Dévoilement à Ottawa de la plaque érigée en honneur d'Almanda Walker-Marchand, en 2018. On reconnaît entre autres Joel Harden, député provincial d'Ottawa-Centre ; Soukaina Boutiyb, directrice générale de l'Alliance des femmes de la francophonie canadienne, Jim Watson, maire d'Ottawa et Nathalie Des Rosiers, députée provinciale d'Ottawa-Vanier. Source: Alliance des femmes de la francophonie canadienne.

Chaque samedi, ONFR propose une chronique sur l’actualité et la culture franco-ontarienne.

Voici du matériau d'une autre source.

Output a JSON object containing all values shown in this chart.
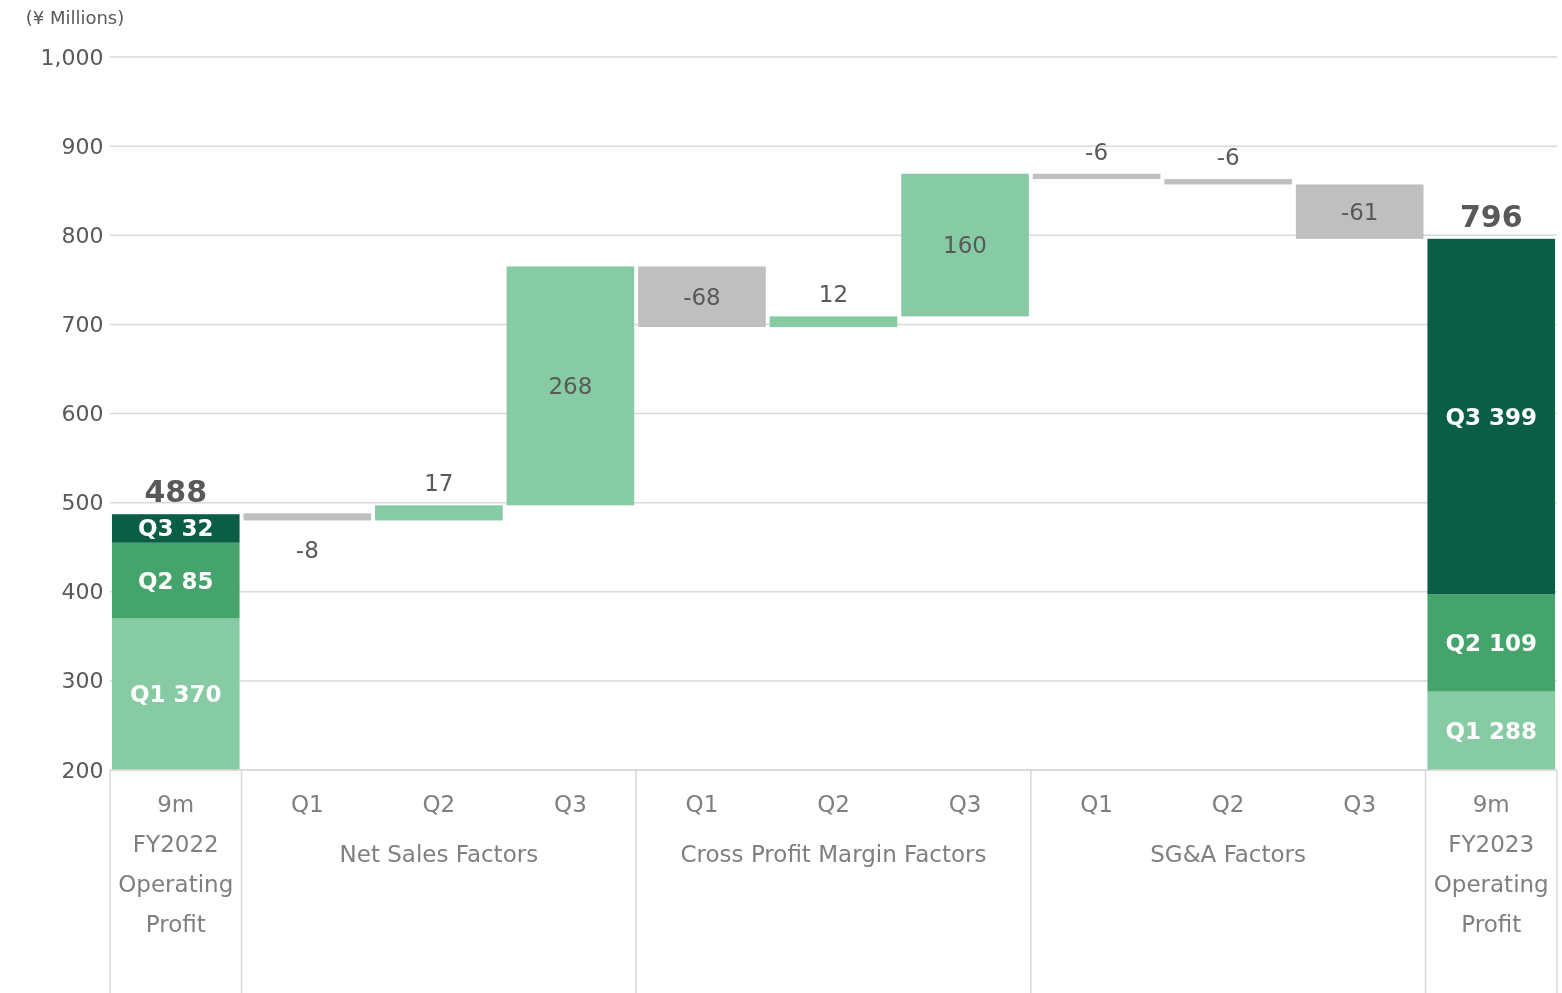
{
  "chart_data": {
    "type": "bar",
    "ylabel": "(¥ Millions)",
    "categories": [
      "9m FY2022 Operating Profit",
      "Q1",
      "Q2",
      "Q3",
      "Q1",
      "Q2",
      "Q3",
      "Q1",
      "Q2",
      "Q3",
      "9m FY2023 Operating Profit"
    ],
    "annotations": [
      "Net Sales Factors",
      "Cross Profit Margin Factors",
      "SG&A Factors"
    ],
    "series": [
      {
        "color": "#86cba4",
        "values": [
          370,
          null,
          null,
          null,
          null,
          null,
          null,
          null,
          null,
          null,
          288
        ],
        "value_labels": [
          "Q1 370",
          null,
          null,
          null,
          null,
          null,
          null,
          null,
          null,
          null,
          "Q1 288"
        ]
      },
      {
        "color": "#45a46c",
        "values": [
          85,
          null,
          null,
          null,
          null,
          null,
          null,
          null,
          null,
          null,
          109
        ],
        "base": [
          370,
          null,
          null,
          null,
          null,
          null,
          null,
          null,
          null,
          null,
          288
        ],
        "value_labels": [
          "Q2 85",
          null,
          null,
          null,
          null,
          null,
          null,
          null,
          null,
          null,
          "Q2 109"
        ]
      },
      {
        "color": "#0a5e45",
        "values": [
          32,
          null,
          null,
          null,
          null,
          null,
          null,
          null,
          null,
          null,
          399
        ],
        "base": [
          455,
          null,
          null,
          null,
          null,
          null,
          null,
          null,
          null,
          null,
          397
        ],
        "value_labels": [
          "Q3 32",
          null,
          null,
          null,
          null,
          null,
          null,
          null,
          null,
          null,
          "Q3 399"
        ]
      },
      {
        "values": [
          null,
          -8,
          17,
          268,
          -68,
          12,
          160,
          -6,
          -6,
          -61,
          null
        ],
        "base": [
          null,
          488,
          480,
          497,
          765,
          697,
          709,
          869,
          863,
          857,
          null
        ],
        "colors": [
          null,
          "#bfbfbf",
          "#86cba4",
          "#86cba4",
          "#bfbfbf",
          "#86cba4",
          "#86cba4",
          "#bfbfbf",
          "#bfbfbf",
          "#bfbfbf",
          null
        ],
        "value_labels": [
          null,
          "-8",
          "17",
          "268",
          "-68",
          "12",
          "160",
          "-6",
          "-6",
          "-61",
          null
        ]
      }
    ],
    "totals": [
      "488",
      null,
      null,
      null,
      null,
      null,
      null,
      null,
      null,
      null,
      "796"
    ],
    "ylim": [
      200,
      1000
    ],
    "yticks": [
      200,
      300,
      400,
      500,
      600,
      700,
      800,
      900,
      {
        "value": 1000,
        "label": "1,000"
      }
    ],
    "grid": "y"
  }
}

Cette semaine, l’historien et spécialiste en patrimoine Diego Elizondo.

L’histoire de l’Ontario français a souvent été marquée par l’apport inestimable de femmes franco-ontariennes. Elles ont façonné notre communauté. En ce lendemain de la Journée internationale des droits des femmes, survol des Franco-Ontariennes qui ont été commémorées par une plaque de la Fiducie du patrimoine ontarien.

Le programme des plaques provinciales est l’activité la plus ancienne et peut-être la mieux connue de la Fiducie du patrimoine ontarien, un organisme du gouvernement de l’Ontario.

Près de 1300 plaques imposantes de couleur bleu et or se trouvent partout sur le territoire de la province. Ces plaques honorent des épisodes marquants de l’histoire de l’Ontario en commémorant d’illustres individus, des lieux et des événements qui ont contribué à façonner l’histoire de la province.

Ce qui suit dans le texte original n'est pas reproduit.